[
https://issues.apache.org/jira/browse/HIVE-2950?page=com.atlassian.jira.plugin.system.issuetabpanels:all-tabpanel
]
Phabricator updated HIVE-2950:
------------------------------
Attachment: HIVE-2950.D2769.1.patch
travis requested code review of "HIVE-2950 [jira] Hive should store the full
table schema in partition storage descriptors".
Reviewers: JIRA
When adding a partition, copy the full table schema into the partition
storage descriptor. The table storage descriptor may not contain the full
schema when using a serde that reports its schema. This change makes partitions
with serde-reported schema behave the same as partitions without a
serde-reported schem.
Hive tables have a schema, which is copied into the partition storage
descriptor when adding a partition. Currently only columns stored in the table
storage descriptor are copied - columns that are reported by the serde are not
copied. Instead of copying the table storage descriptor columns into the
partition columns, the full table schema should be copied.
DETAILS
This is a little long but is necessary to show 3 things: current behavior
when explicitly listing columns, behavior with HIVE-2941 patched in and serde
reported columns, and finally the behavior with this patch (full table schema
copied into the partition storage descriptor).

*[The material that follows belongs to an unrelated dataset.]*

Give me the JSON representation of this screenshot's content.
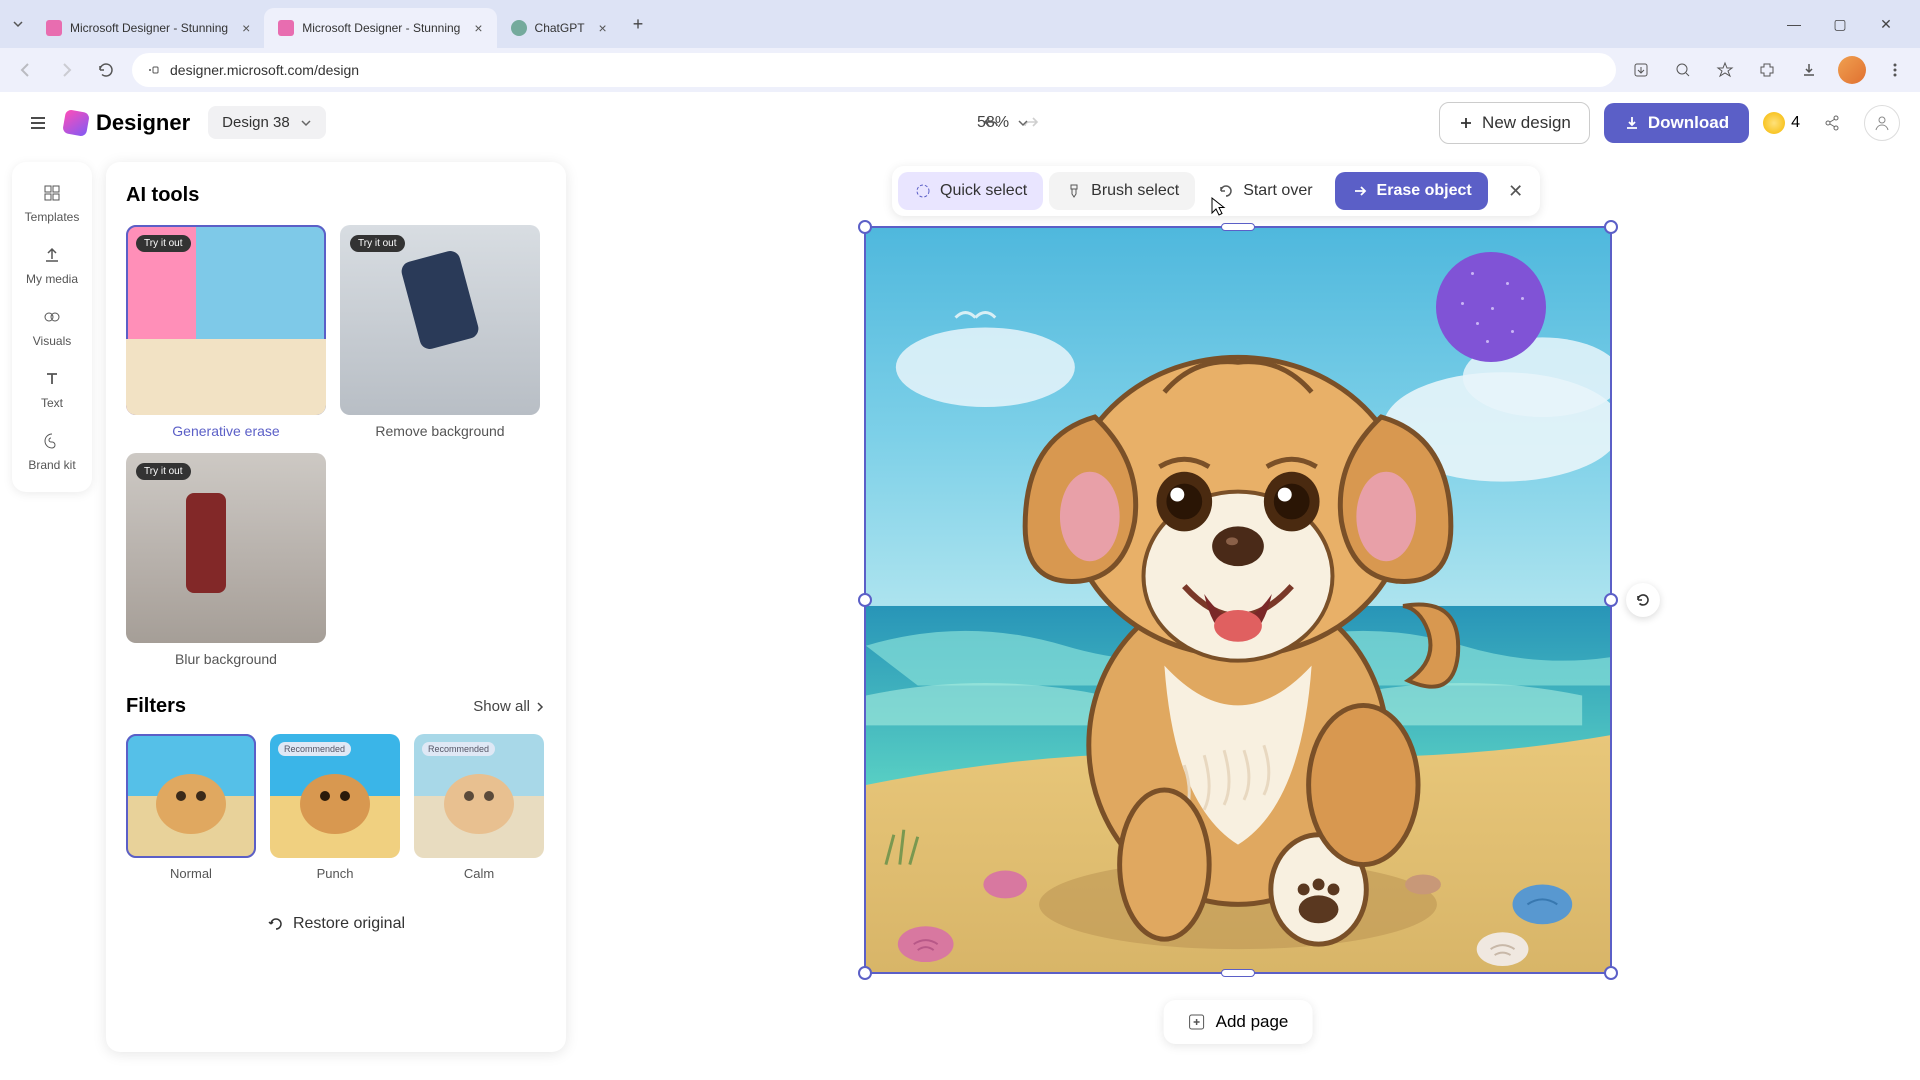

Here's an example of what currently happens. Note the following:
the two manually-defined fields defined for the table are listed in the
table storage descriptor.
both fields are present in the partition storage descriptor
This works great because users who query for a partition can look at its
storage descriptor and get the schema.
hive> create external table foo_test (name string, age int) partitioned by
(part_dt string);
hive> describe extended foo_test;
OK
name string
age int
part_dt string
Detailed Table Information Table(tableName:foo_test, dbName:travis_test,
owner:travis, createTime:1334256062, lastAccessTime:0, retention:0,
sd:StorageDescriptor(cols:[FieldSchema(name:name, type:string, comment:null),
FieldSchema(name:age, type:int, comment:null), FieldSchema(name:part_dt,
type:string, comment:null)],
location:hdfs://foo.com/warehouse/travis_test.db/foo_test,
inputFormat:org.apache.hadoop.mapred.TextInputFormat,
outputFormat:org.apache.hadoop.hive.ql.io.HiveIgnoreKeyTextOutputFormat,
compressed:false, numBuckets:-1, serdeInfo:SerDeInfo(name:null,
serializationLib:org.apache.hadoop.hive.serde2.lazy.LazySimpleSerDe,
parameters:{serialization.format=1}), bucketCols:[], sortCols:[],
parameters:{}, primaryRegionName:, secondaryRegions:[]),
partitionKeys:[FieldSchema(name:part_dt, type:string, comment:null)],
parameters:{EXTERNAL=TRUE, transient_lastDdlTime=1334256062},
viewOriginalText:null, viewExpandedText:null, tableType:EXTERNAL_TABLE)
Time taken: 0.082 seconds
hive> alter table foo_test add partition (part_dt = '20120331T000000Z')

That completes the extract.